Infatti, “Un popolo di poeti di artisti di eroi, di santi di pensatori di scienziati, di navigatori di trasmigratori” e di azzeccagarbugli, aggiungo io, riesce in un compito non facile, ovvero stravolgere perfino quello che è molto chiaro. In Italia si può fare bellamente questo e altro ancora.

Di fatto, quello che era un concetto sinteticamente chiaro, nel tempo, è stato adattato alle vili esigenze e agli sporchi interessi di servili economisti e potentati politici. Un fulgido esempio di questo affannoso affare è dato dalla sentenza numero 155 emessa dalla Corte Costituzionale, la quale testualmente recita: “La capacità contributiva non presuppone l’esistenza necessariamente di un reddito o di un reddito nuovo, ma è sufficiente che vi sia un collegamento tra prestazione imposta e presupposti economici presi in considerazione, in termini di forza e consistenza economica dei contribuenti o di loro disponibilità monetarie attuali, quali indici concreti di situazione economica degli stessi contribuenti”.

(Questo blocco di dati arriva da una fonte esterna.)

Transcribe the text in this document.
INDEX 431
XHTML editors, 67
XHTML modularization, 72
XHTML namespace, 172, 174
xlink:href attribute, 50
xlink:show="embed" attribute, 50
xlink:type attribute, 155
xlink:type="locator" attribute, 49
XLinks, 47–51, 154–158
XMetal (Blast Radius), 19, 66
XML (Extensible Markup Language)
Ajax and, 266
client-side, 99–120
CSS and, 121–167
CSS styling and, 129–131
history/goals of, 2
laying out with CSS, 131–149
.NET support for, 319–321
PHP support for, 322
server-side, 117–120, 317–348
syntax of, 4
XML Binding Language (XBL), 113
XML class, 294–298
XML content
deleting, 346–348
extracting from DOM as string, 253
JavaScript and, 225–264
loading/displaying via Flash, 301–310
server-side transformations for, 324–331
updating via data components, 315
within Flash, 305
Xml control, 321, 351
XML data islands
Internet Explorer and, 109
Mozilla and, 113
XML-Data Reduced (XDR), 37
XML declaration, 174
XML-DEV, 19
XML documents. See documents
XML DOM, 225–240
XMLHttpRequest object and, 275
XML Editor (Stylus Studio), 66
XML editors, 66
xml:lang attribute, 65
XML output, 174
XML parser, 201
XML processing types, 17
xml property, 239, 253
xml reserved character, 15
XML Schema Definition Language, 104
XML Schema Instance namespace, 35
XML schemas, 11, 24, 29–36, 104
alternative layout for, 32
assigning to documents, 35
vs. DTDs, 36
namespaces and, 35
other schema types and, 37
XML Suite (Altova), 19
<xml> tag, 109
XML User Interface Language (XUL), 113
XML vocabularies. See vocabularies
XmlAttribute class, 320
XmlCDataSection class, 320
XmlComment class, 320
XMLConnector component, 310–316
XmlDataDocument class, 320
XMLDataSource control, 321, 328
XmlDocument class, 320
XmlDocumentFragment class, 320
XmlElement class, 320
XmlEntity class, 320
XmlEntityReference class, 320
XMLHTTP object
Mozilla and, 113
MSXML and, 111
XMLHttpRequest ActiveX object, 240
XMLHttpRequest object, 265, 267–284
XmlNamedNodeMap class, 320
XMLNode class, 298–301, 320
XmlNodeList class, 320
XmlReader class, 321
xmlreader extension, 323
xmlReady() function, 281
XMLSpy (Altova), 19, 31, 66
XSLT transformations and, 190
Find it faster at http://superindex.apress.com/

E se non fosse ancora sufficiente chiaro la mistificazione in atto, riporto in forma diretta, quello che nel 2001 sempre la Corte Costituzionale, ha stabilito con la Legge numero 156: “Rientra nella discrezionalità del legislatore, con il solo limite della arbitrarietà, la determinazione dei singoli fatti espressivi della capacità contributiva che, quale idoneità del soggetto all’obbligazione di imposta, può essere desunta da qualsiasi indice che sia rivelatore di ricchezza e non solamente dal reddito individuale”.

A dirla come nel mitico film “Amici miei” la “supercazzola” è davvero sempre attuale. Grazie a tutto ciò, la Corte Costituzionale, di fatto, è riuscita a smontare tutta la sostanza del concetto costituzionale previsto nel suo articolo 53, cancellando la nozione stessa di capacità contributiva.

Quindi, di conseguenza, grazie a questo bizantinismo, la Corte Costituzionale, ha lasciato al legislatore assoluto campo libero, il che, sostanzialmente, significa che può fare tutti i suoi comodi, come pure, all’abbisogna, imporre al popolo italiano qualsiasi tipo di balzello che gli passa per la mente.

In conclusione, con viva e vibrante insoddisfazione, annuncio la dipartita di quello che in origine era esposto in questo articolo 53, ossia: “Tutti sono tenuti a concorrere alle spese pubbliche in ragione della loro capacità contributiva. Il sistema tributario è informato a criteri di progressività”.